Gadis Kretek merupakan novel bertema unik yang mengambil topik berupa Kretek. Pembaca akan diajak berselancar untuk mengulas balik bagaimana sebenarnya perkembangan kretek utamanya di Pulau Jawa. Bahkan dengan disertai ilustrasi berbagai merk dagang kretek dan cerita dibaliknya.

Diawal cerita, kita akan disuguhi lakon utama seorang pemuda bernama Lebas yang merupakan anak bungsu dari tiga bersaudara yang merupakan pewaris pabrik rokok “Djagad Radja”. Pembaca akan dibuat penasaran pada sosok “Jeng Yah” yang namanya sering disebut sebut oleh Soeradja ketika pria tua itu sedang tidak sadarkan diri atau dalam keadaan tertidur. Ketiga anak Soeradja yaitu Lebas, Tegar, dan Karim memilih mencari tau siapa sebenarnya sosok Jeng Yah yang sepertinya sangat dirindukan oleh Ayahnya yang bahkan nama ibu mereka, Purwanti pun tidak pernah disebut. Lebas menduga, Jeng Yah ini adalah wanita masa lalu Ayahnya, mungkin semacam mantan kekasih?.

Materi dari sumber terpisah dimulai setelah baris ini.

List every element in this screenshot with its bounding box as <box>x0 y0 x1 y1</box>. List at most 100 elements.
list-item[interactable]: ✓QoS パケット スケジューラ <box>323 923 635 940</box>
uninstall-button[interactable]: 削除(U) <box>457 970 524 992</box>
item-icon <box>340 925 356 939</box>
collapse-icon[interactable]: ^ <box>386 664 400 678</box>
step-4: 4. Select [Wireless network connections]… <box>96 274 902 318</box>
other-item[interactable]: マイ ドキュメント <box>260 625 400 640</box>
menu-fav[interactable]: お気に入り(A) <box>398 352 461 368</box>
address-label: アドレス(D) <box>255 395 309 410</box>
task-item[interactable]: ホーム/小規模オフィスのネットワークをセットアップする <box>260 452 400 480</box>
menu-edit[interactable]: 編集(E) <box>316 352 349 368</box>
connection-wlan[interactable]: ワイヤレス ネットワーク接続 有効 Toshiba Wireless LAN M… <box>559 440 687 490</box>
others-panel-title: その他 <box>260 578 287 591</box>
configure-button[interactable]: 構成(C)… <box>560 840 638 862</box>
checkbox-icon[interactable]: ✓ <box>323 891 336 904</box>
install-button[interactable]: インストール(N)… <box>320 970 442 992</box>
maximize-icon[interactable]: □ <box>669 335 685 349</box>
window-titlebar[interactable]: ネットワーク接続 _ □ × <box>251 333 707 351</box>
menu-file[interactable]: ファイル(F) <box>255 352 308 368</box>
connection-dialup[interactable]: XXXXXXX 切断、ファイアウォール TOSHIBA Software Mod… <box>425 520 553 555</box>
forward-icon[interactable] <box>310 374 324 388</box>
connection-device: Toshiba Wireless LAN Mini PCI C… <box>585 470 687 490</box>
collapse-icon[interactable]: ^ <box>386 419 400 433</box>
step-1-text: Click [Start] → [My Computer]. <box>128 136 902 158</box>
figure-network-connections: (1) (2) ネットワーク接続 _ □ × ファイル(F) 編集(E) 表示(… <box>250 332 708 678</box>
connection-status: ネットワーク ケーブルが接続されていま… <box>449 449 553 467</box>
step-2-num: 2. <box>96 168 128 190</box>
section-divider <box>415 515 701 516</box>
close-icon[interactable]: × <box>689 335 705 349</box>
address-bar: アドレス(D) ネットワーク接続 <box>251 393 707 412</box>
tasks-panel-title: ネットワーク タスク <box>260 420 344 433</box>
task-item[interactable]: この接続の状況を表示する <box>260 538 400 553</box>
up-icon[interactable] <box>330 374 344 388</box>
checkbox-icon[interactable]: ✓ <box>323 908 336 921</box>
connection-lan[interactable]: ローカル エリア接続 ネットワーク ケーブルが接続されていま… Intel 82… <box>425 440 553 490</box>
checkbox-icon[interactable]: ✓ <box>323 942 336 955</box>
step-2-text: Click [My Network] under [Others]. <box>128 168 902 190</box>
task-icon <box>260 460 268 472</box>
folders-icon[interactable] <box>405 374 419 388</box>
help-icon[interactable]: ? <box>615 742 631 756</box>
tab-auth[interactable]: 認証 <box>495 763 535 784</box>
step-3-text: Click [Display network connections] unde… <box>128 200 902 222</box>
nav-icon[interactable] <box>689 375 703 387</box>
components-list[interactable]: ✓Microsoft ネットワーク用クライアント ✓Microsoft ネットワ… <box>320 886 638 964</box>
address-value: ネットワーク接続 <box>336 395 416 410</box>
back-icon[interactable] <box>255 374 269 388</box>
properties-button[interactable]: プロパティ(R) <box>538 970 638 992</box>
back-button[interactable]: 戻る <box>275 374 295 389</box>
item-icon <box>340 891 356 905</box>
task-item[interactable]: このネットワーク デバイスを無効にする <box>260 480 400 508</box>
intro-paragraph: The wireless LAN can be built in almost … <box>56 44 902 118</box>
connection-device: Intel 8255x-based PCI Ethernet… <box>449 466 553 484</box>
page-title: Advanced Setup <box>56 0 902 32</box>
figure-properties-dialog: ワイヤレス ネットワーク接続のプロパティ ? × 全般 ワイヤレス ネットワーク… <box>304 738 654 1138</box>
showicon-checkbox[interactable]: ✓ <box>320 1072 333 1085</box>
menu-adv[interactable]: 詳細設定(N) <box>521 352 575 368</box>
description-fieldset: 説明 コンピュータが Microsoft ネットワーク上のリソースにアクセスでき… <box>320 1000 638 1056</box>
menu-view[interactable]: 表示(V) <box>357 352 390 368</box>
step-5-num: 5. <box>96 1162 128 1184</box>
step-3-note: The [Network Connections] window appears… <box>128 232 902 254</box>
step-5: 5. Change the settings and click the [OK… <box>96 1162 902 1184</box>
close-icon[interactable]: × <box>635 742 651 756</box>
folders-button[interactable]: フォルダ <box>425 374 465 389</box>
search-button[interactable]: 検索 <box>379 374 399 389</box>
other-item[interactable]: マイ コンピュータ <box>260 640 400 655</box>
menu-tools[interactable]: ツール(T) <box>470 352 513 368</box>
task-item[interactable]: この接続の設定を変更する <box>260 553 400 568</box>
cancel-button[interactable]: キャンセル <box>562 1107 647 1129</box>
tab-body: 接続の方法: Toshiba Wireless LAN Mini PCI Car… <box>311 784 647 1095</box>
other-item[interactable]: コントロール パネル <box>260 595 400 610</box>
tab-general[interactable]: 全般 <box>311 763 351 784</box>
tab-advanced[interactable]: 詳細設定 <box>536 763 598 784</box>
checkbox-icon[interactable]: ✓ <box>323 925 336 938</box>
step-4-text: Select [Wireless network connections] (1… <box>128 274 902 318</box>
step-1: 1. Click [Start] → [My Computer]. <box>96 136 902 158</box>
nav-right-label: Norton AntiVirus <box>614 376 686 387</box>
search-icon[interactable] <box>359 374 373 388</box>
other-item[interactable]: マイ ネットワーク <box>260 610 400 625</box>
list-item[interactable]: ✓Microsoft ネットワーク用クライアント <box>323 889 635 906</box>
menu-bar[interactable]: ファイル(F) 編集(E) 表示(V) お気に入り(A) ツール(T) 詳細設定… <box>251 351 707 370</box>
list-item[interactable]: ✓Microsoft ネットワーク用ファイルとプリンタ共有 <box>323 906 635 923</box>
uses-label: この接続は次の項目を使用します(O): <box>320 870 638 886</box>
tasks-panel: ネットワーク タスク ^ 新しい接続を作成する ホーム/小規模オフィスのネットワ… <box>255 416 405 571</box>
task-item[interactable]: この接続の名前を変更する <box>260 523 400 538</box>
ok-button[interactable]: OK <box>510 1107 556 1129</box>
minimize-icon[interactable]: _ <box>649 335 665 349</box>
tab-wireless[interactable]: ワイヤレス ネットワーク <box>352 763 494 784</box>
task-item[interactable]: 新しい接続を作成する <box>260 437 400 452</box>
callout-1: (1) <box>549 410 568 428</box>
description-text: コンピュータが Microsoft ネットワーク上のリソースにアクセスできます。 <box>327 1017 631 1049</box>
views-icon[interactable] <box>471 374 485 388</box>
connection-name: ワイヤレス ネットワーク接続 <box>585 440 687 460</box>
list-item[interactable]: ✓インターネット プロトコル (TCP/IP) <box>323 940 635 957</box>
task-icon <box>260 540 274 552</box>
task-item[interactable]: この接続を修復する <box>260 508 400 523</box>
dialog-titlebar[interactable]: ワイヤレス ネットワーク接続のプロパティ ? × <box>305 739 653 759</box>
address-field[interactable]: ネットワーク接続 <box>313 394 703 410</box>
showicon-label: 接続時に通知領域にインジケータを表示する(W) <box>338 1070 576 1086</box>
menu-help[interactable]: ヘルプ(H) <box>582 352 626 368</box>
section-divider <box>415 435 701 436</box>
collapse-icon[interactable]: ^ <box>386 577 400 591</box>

Lalu mengapa judul novelnya adalah “Gadis Kretek?” pertanyaan ini akan terjawab melalui petualangan tiga bersaudara ini mengitari kota kota kretek dan kilas balik mengenai masalalu Ayah mereka. Dibumbui pertengkaran pertengkaran dari Tegar si sulung dan Lebas si bungsu yang memang tidak pernah akur, dan Karim lah sebagai anak kedua yang akhirnya terpaksa mengalah dengan selalu menjadi penengah diantara keduanya. Tegar merupakan sosok yang tegas, disiplin, pekerja keras, dan penurut. Sikapnya yang demikian inilah yang agaknya menjadi faktor terpilihnya Tegar sebagai Direktur Utama Pabrik Rokok “Djagad Radja” selain karena dia yang memang merupakan putra sulung. Sejak kecil, Tegar telah dilatih dan dibekali oleh Ayahnya dasar dasar menjadi pemimpin pabrik. Tegar belajar cara melinting rokok, memilih bahan baku, hingga ke manajemen pabrik meski itu artinya masa remajanya harus ia habiskan untuk mempelajari seluk beluk pabrik. Berbeda dengan abangnya, Lebas merupakan pemuda bujang berjiwa bebas. Ia selalu melakukan apapun yang diinginkannya sehingga hidupnya terkesan asal asalan. Sedangkan Karim, dia yang paling kalem. Menjadi anak penurut bahkan saat terpaksa harus mendengarkan dongeng dongeng dari kakeknya yang kelak, akan menjadi berguna saat mereka mancari keberadaan Jeng Yah.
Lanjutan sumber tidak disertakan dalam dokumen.